Drummo Mar 16, 2010 8:08 AM	The facilities need to be available for the secure access of online banking. A lot of you are arguing this point. I agree with you, but stop passing the buck and take some responsibility for your selves. They are available. even if not all are provided by the bank but unless the bank provides it, and denies access without it, people will still manage to give their money away. You cannot educate those who do not wish to be educated. "What's a token?" "I shouldn't have to pay for that!" "How do I use the disk?" Yes the last one Sams already answered, and it IS as simple as putting in the disk and turning the computer on, but people will ask the question which means people will need to be there to answer it. Even with proper documentation being supplied people will STILL ask the question. You tell people that smoking kills. They continue to smoke. You tell teenagers to use condoms. They become parents at 15. You tell people not to drink and drive. They pass out at the wheel and wrap themselves around a tree. You tell people not to click on links, or follow directions in emails they receive from their 'bank'. They hand over their account details to complete strangers. Foolproof is a misconception, any fool can tell you that.
mkotadia Mar 16, 2010 10:10 AM	Thanks for all your comments. In case you hadn't realised, NSW Police recently contacted me about whether this story was 'fair'. You can read all abotu it here: http://bit.ly/c9LHTp Also, i am going to meet a company this afternoon that has a product designed specifically for secure communications on a suspect computer. watch this space!

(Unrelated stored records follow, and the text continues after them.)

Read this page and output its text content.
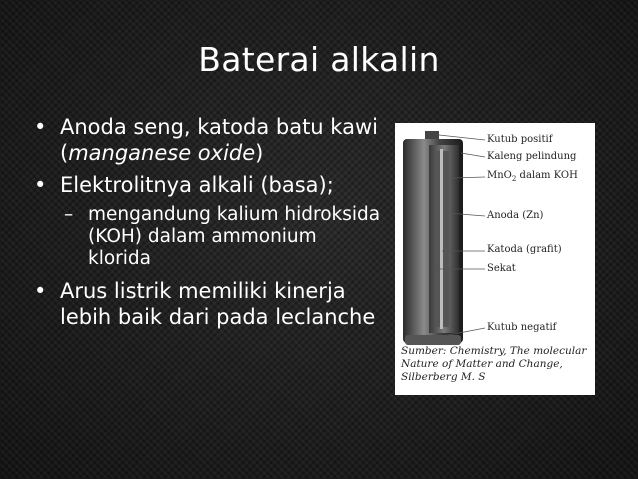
Baterai alkalin
• Anoda seng, katoda batu kawi (manganese oxide)
• Elektrolitnya alkali (basa);
– mengandung kalium hidroksida (KOH) dalam ammonium klorida
• Arus listrik memiliki kinerja lebih baik dari pada leclanche
Kutub positif
Kaleng pelindung
MnO$_2$ dalam KOH
Anoda (Zn)
Katoda (grafit)
Sekat
Kutub negatif
Sumber: Chemistry, The molecular Nature of Matter and Change, Silberberg M. S
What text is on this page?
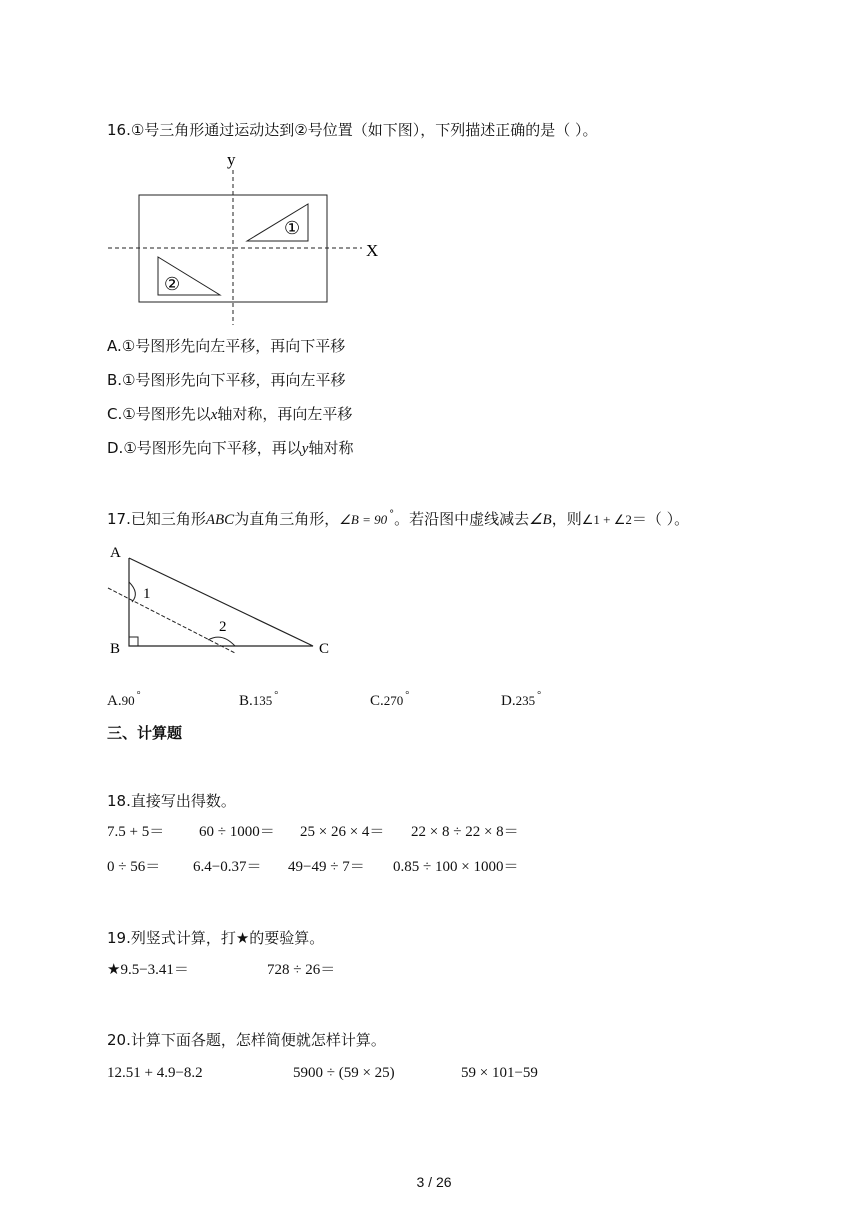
16.①号三角形通过运动达到②号位置（如下图），下列描述正确的是（ ）。
y
X
①
②
A.①号图形先向左平移，再向下平移
B.①号图形先向下平移，再向左平移
C.①号图形先以x轴对称，再向左平移
D.①号图形先向下平移，再以y轴对称
17.已知三角形ABC为直角三角形，∠B = 90 °。若沿图中虚线减去∠B，则∠1 + ∠2＝（ ）。
A
B	C
1
2
A.90 °	B.135 °	C.270 °	D.235 °
三、计算题
18.直接写出得数。
7.5 + 5＝ 60 ÷ 1000＝ 25 × 26 × 4＝ 22 × 8 ÷ 22 × 8＝
0 ÷ 56＝ 6.4−0.37＝ 49−49 ÷ 7＝ 0.85 ÷ 100 × 1000＝
19.列竖式计算，打★的要验算。
★9.5−3.41＝	728 ÷ 26＝
20.计算下面各题，怎样简便就怎样计算。
12.51 + 4.9−8.2	5900 ÷ (59 × 25)	59 × 101−59
3 / 26
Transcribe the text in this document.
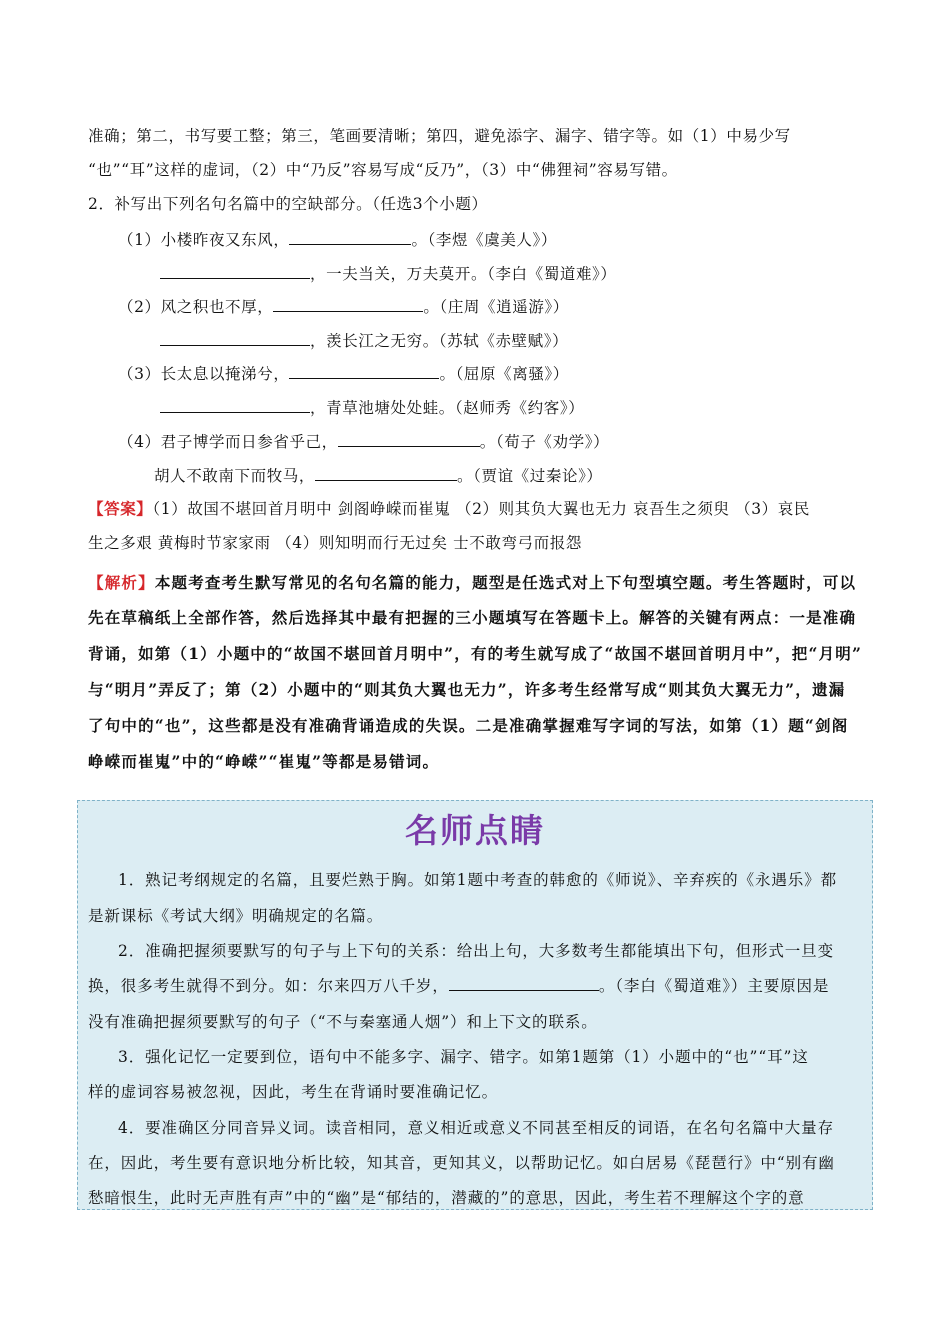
准确；第二，书写要工整；第三，笔画要清晰；第四，避免添字、漏字、错字等。如（1）中易少写
“也”“耳”这样的虚词，（2）中“乃反”容易写成“反乃”，（3）中“佛狸祠”容易写错。
2．补写出下列名句名篇中的空缺部分。（任选3个小题）
（1）小楼昨夜又东风，	。（李煜《虞美人》）
，一夫当关，万夫莫开。（李白《蜀道难》）
（2）风之积也不厚，	。（庄周《逍遥游》）
，羡长江之无穷。（苏轼《赤壁赋》）
（3）长太息以掩涕兮，	。（屈原《离骚》）
，青草池塘处处蛙。（赵师秀《约客》）
（4）君子博学而日参省乎己，	。（荀子《劝学》）
胡人不敢南下而牧马，	。（贾谊《过秦论》）
【答案】（1）故国不堪回首月明中 剑阁峥嵘而崔嵬 （2）则其负大翼也无力 哀吾生之须臾 （3）哀民
生之多艰 黄梅时节家家雨 （4）则知明而行无过矣 士不敢弯弓而报怨
【解析】本题考查考生默写常见的名句名篇的能力，题型是任选式对上下句型填空题。考生答题时，可以
先在草稿纸上全部作答，然后选择其中最有把握的三小题填写在答题卡上。解答的关键有两点：一是准确
背诵，如第（1）小题中的“故国不堪回首月明中”，有的考生就写成了“故国不堪回首明月中”，把“月明”
与“明月”弄反了；第（2）小题中的“则其负大翼也无力”，许多考生经常写成“则其负大翼无力”，遗漏
了句中的“也”，这些都是没有准确背诵造成的失误。二是准确掌握难写字词的写法，如第（1）题“剑阁
峥嵘而崔嵬”中的“峥嵘”“崔嵬”等都是易错词。
名师点睛
1．熟记考纲规定的名篇，且要烂熟于胸。如第1题中考查的韩愈的《师说》、辛弃疾的《永遇乐》都
是新课标《考试大纲》明确规定的名篇。
2．准确把握须要默写的句子与上下句的关系：给出上句，大多数考生都能填出下句，但形式一旦变
换，很多考生就得不到分。如：尔来四万八千岁，	。（李白《蜀道难》）主要原因是
没有准确把握须要默写的句子（“不与秦塞通人烟”）和上下文的联系。
3．强化记忆一定要到位，语句中不能多字、漏字、错字。如第1题第（1）小题中的“也”“耳”这
样的虚词容易被忽视，因此，考生在背诵时要准确记忆。
4．要准确区分同音异义词。读音相同，意义相近或意义不同甚至相反的词语，在名句名篇中大量存
在，因此，考生要有意识地分析比较，知其音，更知其义，以帮助记忆。如白居易《琵琶行》中“别有幽
愁暗恨生，此时无声胜有声”中的“幽”是“郁结的，潜藏的”的意思，因此，考生若不理解这个字的意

Graeme Harrison (prof at-symbol post.harvard.edu) Mar 19, 2010 3:55 PM	Yes, and the new super-secure device in the new article on ITnews in March 2010 is.... a clean Ubuntu boot off a thumb drive (miniature USB stick). The fact that the security experts decided to go that way should be taken on board by some who (in other articles' posts) have claimed that Open Source operating systems and software do not help with security. But it is far easier to lock-down a small Linux boot, than to ensure a Windows OS is clean. So when you boot up, you have an un-interfered-with browser session, with no chance of a keystroke logging or screen-wiping app sitting in the background. You sort of get this with the iPhone app, but as they are about to release a multi-tasking version of the iPhone OS, it won't be long before you'll have to worry about malware looking at what you are entering into an SSL internet-banking session!